The Dolby Digital 5.1 track is as sharp as the picture. All of the dialog comes through just fine. The musical montage moments always sport a dynamic range of sound from lows to highs; there is excellent production value all the way around.
The episodes are spread out over a collection of 6 single-sided discs. The extras are also a little scattered, but I’ll tell you exactly where to find what.
Rio Grand: CSI Miami Goes To Rio: This is a CSI first and works well to shake up the ultra glitz that has come to dominate the series. I am a little confused here, however, about the crew. A few folks talk about how they kept the crew “within the family” while others talk about it being a Brazilian crew. Which was it?

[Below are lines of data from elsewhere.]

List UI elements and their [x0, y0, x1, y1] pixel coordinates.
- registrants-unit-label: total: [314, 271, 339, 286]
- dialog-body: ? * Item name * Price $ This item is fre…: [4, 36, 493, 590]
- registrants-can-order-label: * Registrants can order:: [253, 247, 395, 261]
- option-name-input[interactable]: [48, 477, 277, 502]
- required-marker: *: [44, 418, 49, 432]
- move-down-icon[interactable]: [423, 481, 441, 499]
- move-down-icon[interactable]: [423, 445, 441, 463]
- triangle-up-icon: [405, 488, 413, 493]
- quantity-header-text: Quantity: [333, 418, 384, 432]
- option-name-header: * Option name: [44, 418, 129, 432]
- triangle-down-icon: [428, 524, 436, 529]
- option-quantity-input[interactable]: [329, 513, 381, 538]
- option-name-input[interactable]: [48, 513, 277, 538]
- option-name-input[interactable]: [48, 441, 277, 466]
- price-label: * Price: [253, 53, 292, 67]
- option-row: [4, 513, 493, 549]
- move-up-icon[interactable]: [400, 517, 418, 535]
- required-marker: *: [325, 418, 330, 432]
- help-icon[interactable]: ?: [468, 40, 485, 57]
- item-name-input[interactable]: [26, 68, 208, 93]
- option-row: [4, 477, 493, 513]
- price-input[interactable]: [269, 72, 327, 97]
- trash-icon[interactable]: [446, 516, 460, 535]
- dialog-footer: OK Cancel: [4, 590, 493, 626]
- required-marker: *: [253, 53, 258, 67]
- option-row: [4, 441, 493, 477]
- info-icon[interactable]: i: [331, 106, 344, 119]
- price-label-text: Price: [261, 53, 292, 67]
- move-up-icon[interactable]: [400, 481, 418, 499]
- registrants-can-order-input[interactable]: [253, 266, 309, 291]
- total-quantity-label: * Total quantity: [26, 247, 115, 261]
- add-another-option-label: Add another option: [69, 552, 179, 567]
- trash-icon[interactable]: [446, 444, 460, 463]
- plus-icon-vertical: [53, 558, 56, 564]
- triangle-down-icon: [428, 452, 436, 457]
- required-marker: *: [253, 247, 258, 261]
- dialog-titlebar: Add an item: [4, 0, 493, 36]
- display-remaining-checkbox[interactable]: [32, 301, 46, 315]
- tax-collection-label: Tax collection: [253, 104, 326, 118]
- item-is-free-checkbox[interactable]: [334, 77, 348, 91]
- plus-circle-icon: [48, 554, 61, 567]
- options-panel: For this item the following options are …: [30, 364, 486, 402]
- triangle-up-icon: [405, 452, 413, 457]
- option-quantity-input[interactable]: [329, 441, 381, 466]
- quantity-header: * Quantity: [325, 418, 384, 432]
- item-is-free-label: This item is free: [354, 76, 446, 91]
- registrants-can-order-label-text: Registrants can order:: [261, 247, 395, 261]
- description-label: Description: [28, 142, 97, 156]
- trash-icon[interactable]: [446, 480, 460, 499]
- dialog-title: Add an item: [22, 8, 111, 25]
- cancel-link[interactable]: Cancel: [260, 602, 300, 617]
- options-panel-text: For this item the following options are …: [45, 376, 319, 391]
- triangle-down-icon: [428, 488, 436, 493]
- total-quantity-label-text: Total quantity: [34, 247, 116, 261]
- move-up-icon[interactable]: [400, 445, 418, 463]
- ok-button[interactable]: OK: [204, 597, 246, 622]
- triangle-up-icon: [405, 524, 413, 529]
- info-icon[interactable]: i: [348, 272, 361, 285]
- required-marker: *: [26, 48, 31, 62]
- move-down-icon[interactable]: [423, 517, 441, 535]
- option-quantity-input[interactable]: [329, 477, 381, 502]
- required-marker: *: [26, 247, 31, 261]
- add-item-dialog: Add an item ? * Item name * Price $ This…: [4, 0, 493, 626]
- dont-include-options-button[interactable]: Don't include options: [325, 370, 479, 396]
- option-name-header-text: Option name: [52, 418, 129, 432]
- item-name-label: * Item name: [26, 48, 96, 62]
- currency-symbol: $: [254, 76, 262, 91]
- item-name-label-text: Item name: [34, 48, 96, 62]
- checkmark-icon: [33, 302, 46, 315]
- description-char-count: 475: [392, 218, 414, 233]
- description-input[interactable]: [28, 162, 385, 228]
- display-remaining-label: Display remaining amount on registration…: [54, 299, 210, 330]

If Looks Could Kill – Special f/x Make-Up: CSI has always been known for its killer make-up effects and detailed victims. Cheri Montesanto handles these duties for CSI: Miami and does a great job of it. She’ll guide you through her techniques while we get to see her in action for several of the season’s key f/x make-ups. Of course, we’ve had these features before on each of the other show’s DVD sets, but it’s worth the look here as well.
Turning Up The Heat – The Look of CSI: Miami: Of course for me this is where the show has gone incredibly wrong. You get to see some of the extreme color correction. The crew goes through a lot of trouble to look Miami without actually going to Miami. I’ve got an idea…
Dressing The Part: Andrea Federman is a costume designer on the show. Again we’re told how hard it is to look Miami from L.A. How about… Never mind. Did you know that each episode has a color coordination scheme for that episode? Spare me.
The Real MDPD with Jonathan Togo: Togo gets to hang out with various real life folks from the Miami-Dade Police Department. We get to see the labs and people who process evidence. I wonder if some observant lawyer has questioned the evidence integrity of stuff sitting there while Togo was there? Again, the people who bring us CSI Miami don’t trust us to remain interested. Instead they spoil a very nice feature with jarring music and insane graphic effects throughout. I felt sorry for the participants when they finally get to see their pieces. Cut it with the stylish crap, why don’t you? It turns out the show is a double edged sword for the force there. They see an increase in applicants but feel more pressure to solve cases in short times with futuristic expectations of the equipment they have and what they can actually do.
Commentary Tracks: There are a few commentary tracks throughout the set. Most are your typical love fests, but there is some insight to be gained.
There’s a lot to love about CSI. It’s obvious there are lessons to be learned and some good storytelling. There’s a bit less of it to love in Miami. Too much distraction takes away from what could and absolutely should be a great show. Unfortunately it’s only getting worse with each new year. I’ve been on the fence the last year or so if I’m going to keep watching this one or cut it out of my rotation. I hoped the DVD set would give me a better perspective, but it merely highlighted the problems more. If you couldn’t take the original because it was too cerebral and you need something flashing at you all the time to keep your attention, “well… you’re in luck”.